Clin Res Cardiol (2023). https://doi.org/10.1007/s00392-023-02180-w

Automated external defibrillator delivery by a drone in a mountainous region to treat sudden cardiac arrest
P. Fischer1, M. Manninger-Wünscher1, E. Kolesnik1, D. Scherr1, A. Zirlik1, D. von Lewinski1, U. Rohrer1, C. Wankmüller2, P. Nürnberger3
1Klinische Abteilung für Kardiologie, LKH-Univ. Klinikum Graz - Universitätsklinik für Innere Medizin, Graz, AT; 2Institute for Operations, Energy, and Environmental Management Department of Operations Management and Logistics, Klagenfurt, AT; 3Österreichisches Rotes Kreuz - Landesverband Kärnten, Klagenfurt, AT;

Introduction

Out-of-hospital cardiac arrest (OHCA) poses a tough medical challenge with poor survival rates. Factors that may enable survival include resuscitation measures initiated by a bystander, early use of an automated external defibrillator (AED), and further performance of advanced life support. The latter will arrive on scene with an inevitable time-delay due to logistics challenges and potential AED unavailability, especially in rural areas. Here, drones might deliver an AED in order to increase the probability of survival.

Methods

Nineteen medical laypersons who were hiking in a mountainous region (Bodental, Carinthia, Austria) were confronted with a person suffering from OHCA within a field test scenario without detailed information. The scenario included a mock-call to the emergency response center responsible for the Austrian State Carinthia that dispatched a semi-autonomously flying drone towards the caller’s GPS coordinates. During the emergency call, participants should perform cardiopulmonary resuscitation (CPR) measures and were informed that a drone delivers a training-AED. Various timepoints (time to (tt) emergency call, tt start CPR, tt drone start, tt first shock, hands-off times) as well as CPR quality were subject of analysis.

Results

Only 37 % of the participants reported to know the algorithms for basic life support. On average, the cardiac arrest was realized after 62 ± 72 secondsAlmost half of the laypersons called the emergency number before identifying the cardiac arrest. All laypersons started chest compressions, 73 % compressed the chest more than 45 millimeters, 50 % reached a compression frequency of more than 100 per minute, 72 % performed the chest compressions more than 80 % of the time at the correct position, and 67 % managed to perform sufficient mouth-to-mouth ventilation.
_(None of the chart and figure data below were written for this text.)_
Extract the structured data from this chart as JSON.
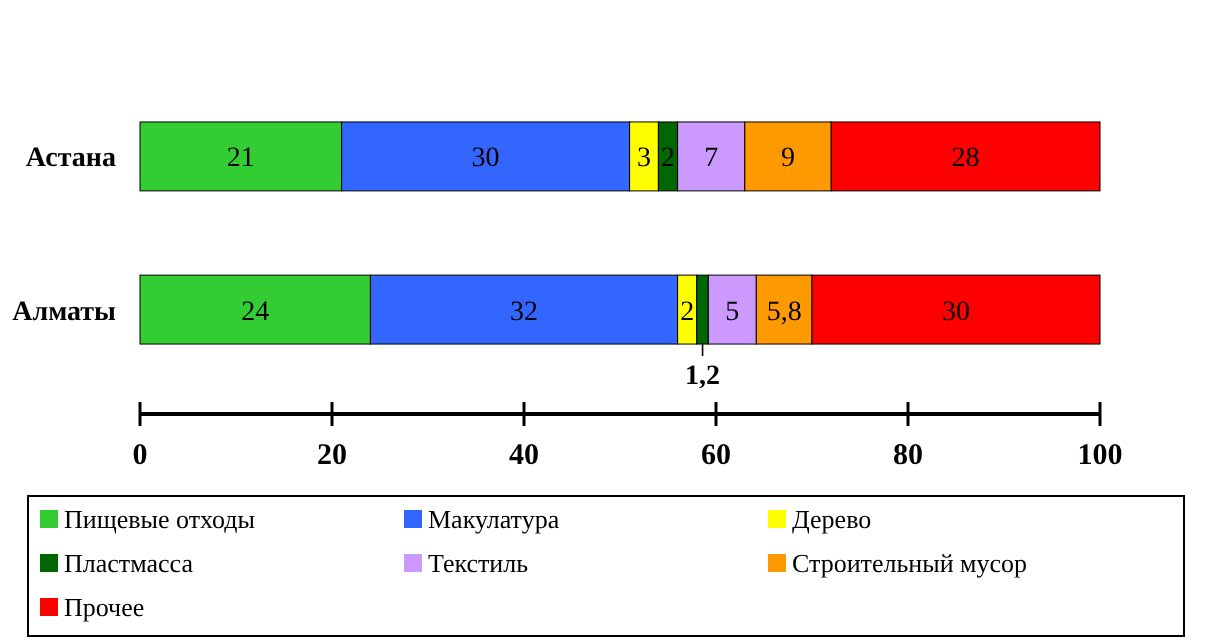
{
  "chart_data": {
    "type": "bar",
    "orientation": "horizontal",
    "stacked": true,
    "categories": [
      "Астана",
      "Алматы"
    ],
    "series": [
      {
        "name": "Пищевые отходы",
        "color": "#33cc33",
        "values": [
          21,
          24
        ],
        "value_labels": [
          "21",
          "24"
        ]
      },
      {
        "name": "Макулатура",
        "color": "#3366ff",
        "values": [
          30,
          32
        ],
        "value_labels": [
          "30",
          "32"
        ]
      },
      {
        "name": "Дерево",
        "color": "#ffff00",
        "values": [
          3,
          2
        ],
        "value_labels": [
          "3",
          "2"
        ]
      },
      {
        "name": "Пластмасса",
        "color": "#006600",
        "values": [
          2,
          1.2
        ],
        "value_labels": [
          "2",
          "1,2"
        ]
      },
      {
        "name": "Текстиль",
        "color": "#cc99ff",
        "values": [
          7,
          5
        ],
        "value_labels": [
          "7",
          "5"
        ]
      },
      {
        "name": "Строительный мусор",
        "color": "#ff9900",
        "values": [
          9,
          5.8
        ],
        "value_labels": [
          "9",
          "5,8"
        ]
      },
      {
        "name": "Прочее",
        "color": "#ff0000",
        "values": [
          28,
          30
        ],
        "value_labels": [
          "28",
          "30"
        ]
      }
    ],
    "xlim": [
      0,
      100
    ],
    "xticks": [
      0,
      20,
      40,
      60,
      80,
      100
    ],
    "grid": false,
    "legend": "bottom"
  }
}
All participants were advised via mobile phone by an emergency call taker or in case of a loss of the telephone connection through a paramedic on stage. The drone equipped with an AED was activated in mean after 6:30 ± 1:21 minutes and dropped an AED after 10:33 ± 1:52 minutes. Hands-off times to place the defibrillation electrodes were 2:11 ± 0:39 minutes. The first shock was delivered in mean after 14:15 ± 2:08 minutes. All laypersons used the AED correctly and continued basic life support until the end of the scenario. We observed no safety issues and in a post-trial interview, all laypersons stated to not have felt at risk by the appearance of the drone.

Conclusion

CPR quality performed by medical laypersons is suboptimal and emphasises the need for regular trainings. The delivery and usage of an AED via a semi-autonomously flying drone in a remote region is feasible and safe. The drone delivery of an AED in mountainous regions can lead to early application of shocks.